Aurélien Ferenczi, l’intransigeance et la sensibilité

Journaliste, spécialiste du cinéma, cet esprit brillant et très cultivé s’est éteint dans la nuit de mercredi à jeudi, emporté par une crise cardiaque.

C’était dans les années 80. Au début des années 80. Il était le benjamin d’une équipe culturelle soudée autour de son rédacteur en chef, Marcel Claverie, l’un des anciens de Combat qui s’était embarqué, sous la houlette de Philippe Tesson, dans l’aventure du Quotidien de Paris

Aurélien Ferenczi avait la passion du journalisme. Il aimait le cinéma, par-dessus tout, mais il s’intéressait au théâtre, aux arts plastiques, à la musique. Et à la littérature. Ferenczi, c’est un grand nom de l’édition, une légende de l’édition. Venu de Hongrie, Joseph Ferenczi avait fondé en 1879 une maison d’édition qui connut de nombreuses métamorphoses. On s’en souvient pour ses ouvrages nombreux, diffusant à petits prix, des romans, des nouvelles, des classiques et des écrits du jour. Il y eut même, plus tard, du temps de J.Ferenczi et fils, une collection qui réunissait les romans adaptés au cinéma. Cette maison très populaire, « élitaire pour tous », pourrait-on dire, disparut en 1966.

L’autre grand Ferenczi de l’histoire de la presse, est Thomas Ferenczi, frère aîné d’Aurélien, qui fut des années durant du directeur du Monde.

A 20 ans et quelques –il était né en 1962- Aurélien Ferenczi frappe par sa forte personnalité. Un esprit ultra-sensible, une intransigeance le conduisant jusqu’à une rigueur tenace. Il participe à la rubrique cinéma du Quotidien de Paris, auprès d’Anne de Gasperi, Chafika Kadem, notamment et un autre jeune journaliste, François Jonquet.

Il ne faisait pas bon avoir des faiblesses pour les films qu’il jugeait très mauvais…Il pouvait s’emporter comme si sa vie même était en jeu. Une intransigeance que chacun respectait, car Aurélien Ferenczi était sincère. Et que l’on riait beaucoup avec lui et toute l’équipe du Quotidien.

Après la disparition du journal, en juillet 1994, Aurélien Ferenczi entra à la rédaction de Télérama. Cinéma, théâtre, grands entretiens, portraits très bien écrits, il était toujours très brillant et très engagé dans la défense de l’excellence. Rédacteur en chef adjoint, il tenait également un blog très tonique « Cinécure » (qui n’est plus accessible).

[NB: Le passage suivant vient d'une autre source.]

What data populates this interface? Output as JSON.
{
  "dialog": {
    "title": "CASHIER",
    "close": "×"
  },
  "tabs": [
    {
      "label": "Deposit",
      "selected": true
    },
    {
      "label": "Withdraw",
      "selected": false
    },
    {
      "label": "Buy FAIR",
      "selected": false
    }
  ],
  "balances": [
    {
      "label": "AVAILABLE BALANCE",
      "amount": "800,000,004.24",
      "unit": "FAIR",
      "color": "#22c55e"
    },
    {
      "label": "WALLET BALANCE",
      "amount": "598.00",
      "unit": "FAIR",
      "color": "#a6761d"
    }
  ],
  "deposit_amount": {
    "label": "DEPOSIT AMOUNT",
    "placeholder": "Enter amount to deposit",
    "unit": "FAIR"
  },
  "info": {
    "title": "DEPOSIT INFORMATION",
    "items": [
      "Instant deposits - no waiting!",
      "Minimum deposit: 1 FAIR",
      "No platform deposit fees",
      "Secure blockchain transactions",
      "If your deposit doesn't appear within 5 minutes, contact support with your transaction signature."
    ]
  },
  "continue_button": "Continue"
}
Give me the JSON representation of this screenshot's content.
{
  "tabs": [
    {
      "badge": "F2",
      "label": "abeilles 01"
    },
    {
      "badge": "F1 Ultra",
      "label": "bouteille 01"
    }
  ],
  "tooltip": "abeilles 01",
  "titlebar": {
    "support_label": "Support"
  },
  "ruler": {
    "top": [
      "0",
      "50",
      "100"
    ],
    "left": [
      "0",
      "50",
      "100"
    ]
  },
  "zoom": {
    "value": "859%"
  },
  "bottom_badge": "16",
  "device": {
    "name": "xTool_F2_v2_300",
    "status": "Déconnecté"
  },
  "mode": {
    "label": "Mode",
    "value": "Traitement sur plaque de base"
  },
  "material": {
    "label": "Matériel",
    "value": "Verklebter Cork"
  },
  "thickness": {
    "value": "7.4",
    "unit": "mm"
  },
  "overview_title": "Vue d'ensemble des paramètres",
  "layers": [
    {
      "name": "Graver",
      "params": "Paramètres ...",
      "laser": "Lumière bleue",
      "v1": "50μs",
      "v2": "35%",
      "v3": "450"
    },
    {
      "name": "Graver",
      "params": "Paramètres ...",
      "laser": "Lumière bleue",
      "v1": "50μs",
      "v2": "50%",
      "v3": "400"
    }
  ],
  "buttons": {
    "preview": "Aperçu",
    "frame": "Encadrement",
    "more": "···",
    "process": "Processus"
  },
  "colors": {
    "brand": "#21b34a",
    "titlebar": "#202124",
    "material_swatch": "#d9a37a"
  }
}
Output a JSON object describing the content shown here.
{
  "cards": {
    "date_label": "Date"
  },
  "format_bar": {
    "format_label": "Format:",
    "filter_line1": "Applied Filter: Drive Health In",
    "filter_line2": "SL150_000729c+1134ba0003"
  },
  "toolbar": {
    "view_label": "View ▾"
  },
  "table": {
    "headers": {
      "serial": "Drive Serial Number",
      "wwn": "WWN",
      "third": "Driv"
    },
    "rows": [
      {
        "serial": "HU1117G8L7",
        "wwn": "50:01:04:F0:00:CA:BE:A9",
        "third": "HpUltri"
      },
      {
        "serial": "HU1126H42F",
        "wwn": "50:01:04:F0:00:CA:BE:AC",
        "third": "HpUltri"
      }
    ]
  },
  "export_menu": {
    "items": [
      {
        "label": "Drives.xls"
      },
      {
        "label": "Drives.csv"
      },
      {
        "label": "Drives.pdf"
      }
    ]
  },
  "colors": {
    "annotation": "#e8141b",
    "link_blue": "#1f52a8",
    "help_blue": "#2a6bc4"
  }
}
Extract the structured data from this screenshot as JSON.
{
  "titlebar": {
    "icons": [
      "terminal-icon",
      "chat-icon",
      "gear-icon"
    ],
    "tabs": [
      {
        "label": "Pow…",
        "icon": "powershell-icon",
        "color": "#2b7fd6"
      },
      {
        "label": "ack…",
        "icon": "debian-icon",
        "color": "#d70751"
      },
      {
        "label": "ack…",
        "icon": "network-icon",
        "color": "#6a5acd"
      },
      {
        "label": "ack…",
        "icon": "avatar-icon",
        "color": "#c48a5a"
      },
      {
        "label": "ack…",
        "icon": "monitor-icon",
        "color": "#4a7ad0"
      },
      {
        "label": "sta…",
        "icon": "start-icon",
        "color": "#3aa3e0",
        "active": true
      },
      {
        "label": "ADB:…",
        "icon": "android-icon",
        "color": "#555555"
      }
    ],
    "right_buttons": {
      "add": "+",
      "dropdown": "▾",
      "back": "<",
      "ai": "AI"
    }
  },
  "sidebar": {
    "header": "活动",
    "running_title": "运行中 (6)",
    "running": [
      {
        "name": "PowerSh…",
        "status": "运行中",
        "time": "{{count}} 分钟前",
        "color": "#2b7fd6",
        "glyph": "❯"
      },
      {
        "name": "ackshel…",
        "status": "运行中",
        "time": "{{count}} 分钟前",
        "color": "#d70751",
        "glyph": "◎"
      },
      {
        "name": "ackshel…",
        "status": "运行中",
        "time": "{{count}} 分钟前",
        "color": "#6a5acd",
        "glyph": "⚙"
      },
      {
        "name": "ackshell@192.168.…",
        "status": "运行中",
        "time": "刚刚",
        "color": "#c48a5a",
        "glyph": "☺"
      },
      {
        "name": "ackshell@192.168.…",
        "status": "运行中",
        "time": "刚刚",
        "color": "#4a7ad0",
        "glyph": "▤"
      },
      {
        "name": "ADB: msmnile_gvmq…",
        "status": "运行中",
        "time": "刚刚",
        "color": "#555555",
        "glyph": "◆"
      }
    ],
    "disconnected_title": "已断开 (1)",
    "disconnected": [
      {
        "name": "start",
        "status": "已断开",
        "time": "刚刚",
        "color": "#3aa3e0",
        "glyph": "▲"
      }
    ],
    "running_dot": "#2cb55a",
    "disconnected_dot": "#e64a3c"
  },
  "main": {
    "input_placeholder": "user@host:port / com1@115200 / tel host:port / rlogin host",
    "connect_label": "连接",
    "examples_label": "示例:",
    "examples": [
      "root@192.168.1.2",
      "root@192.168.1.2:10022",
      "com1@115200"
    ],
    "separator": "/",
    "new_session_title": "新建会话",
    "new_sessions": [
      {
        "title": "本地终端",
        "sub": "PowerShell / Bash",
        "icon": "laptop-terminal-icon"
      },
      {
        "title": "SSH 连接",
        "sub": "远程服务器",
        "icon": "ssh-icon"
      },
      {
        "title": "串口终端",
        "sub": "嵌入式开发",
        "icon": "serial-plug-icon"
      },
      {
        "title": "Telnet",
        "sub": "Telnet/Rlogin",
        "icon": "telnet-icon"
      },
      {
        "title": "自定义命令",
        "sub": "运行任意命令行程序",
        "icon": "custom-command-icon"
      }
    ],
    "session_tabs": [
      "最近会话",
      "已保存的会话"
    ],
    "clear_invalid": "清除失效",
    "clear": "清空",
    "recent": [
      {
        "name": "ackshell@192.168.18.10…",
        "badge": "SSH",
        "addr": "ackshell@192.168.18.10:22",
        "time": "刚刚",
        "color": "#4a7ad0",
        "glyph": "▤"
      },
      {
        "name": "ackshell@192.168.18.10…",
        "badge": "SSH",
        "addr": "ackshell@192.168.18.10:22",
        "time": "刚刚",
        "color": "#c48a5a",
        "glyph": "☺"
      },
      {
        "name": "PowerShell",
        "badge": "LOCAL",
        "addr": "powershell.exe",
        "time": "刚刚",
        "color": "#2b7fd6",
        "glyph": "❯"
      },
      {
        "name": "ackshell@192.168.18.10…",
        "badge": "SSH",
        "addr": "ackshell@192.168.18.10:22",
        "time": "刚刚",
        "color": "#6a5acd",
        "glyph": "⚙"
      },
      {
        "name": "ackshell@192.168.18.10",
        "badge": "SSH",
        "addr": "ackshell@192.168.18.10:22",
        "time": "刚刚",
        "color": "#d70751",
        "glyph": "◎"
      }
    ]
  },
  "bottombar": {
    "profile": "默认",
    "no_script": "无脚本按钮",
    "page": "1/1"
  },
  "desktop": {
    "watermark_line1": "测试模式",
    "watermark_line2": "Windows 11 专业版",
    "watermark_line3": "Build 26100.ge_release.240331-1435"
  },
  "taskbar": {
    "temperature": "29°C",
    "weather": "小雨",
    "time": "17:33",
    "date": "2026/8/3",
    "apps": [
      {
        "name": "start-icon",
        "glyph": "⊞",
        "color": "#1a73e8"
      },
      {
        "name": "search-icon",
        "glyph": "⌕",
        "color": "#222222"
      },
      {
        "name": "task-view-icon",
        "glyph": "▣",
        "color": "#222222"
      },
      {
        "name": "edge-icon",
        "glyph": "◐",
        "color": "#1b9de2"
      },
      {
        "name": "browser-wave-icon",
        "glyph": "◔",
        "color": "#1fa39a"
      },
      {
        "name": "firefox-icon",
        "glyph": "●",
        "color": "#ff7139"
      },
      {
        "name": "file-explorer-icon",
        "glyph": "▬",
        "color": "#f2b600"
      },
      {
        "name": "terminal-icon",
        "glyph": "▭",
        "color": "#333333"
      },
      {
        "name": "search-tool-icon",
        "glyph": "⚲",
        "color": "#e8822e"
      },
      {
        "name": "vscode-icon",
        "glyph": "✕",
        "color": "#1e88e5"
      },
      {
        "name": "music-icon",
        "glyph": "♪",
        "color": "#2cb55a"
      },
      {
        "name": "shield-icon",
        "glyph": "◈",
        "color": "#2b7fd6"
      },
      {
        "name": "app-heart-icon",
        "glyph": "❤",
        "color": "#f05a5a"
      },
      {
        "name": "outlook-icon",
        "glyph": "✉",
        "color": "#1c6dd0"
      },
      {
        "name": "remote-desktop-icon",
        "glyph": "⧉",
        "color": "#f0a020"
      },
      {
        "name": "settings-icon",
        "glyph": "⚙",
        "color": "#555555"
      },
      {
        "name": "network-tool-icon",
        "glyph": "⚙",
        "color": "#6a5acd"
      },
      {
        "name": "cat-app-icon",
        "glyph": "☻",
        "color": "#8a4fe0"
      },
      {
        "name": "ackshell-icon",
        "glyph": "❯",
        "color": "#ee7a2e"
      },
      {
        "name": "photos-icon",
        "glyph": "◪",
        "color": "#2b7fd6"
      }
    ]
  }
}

En 2019, en même temps qu’un autre journaliste important de Télérama, il avait été licencié brutalement, au motif de harcèlement. Une désagréable affaire qui menèrent aux Prudhommes les deux hommes.

Marié à une personnalité forte du monde du cinéma, Laurence Granec, père, Aurélien Ferenczi ne ressemblait pas aux portraits tracés par ses détracteurs. La fatalité voulut qu’il tombe gravement malade, quelque temps après cet épisode cruel.

Il avait publié de très intéressants livres à propos de Lars Von Trier (avec Gérard Pangon), Quentin Tarentino, Fritz Lang, Tim Burton. Il y a quelques mois, paraissait Framboise, quelques hypothèses sur Françoise Dorléac (Institut Lumière/Actes Sud, 2024). Un ouvrage traduisant la sensibilité à fleur de peau d’un être à vif que l’on n’oubliera pas.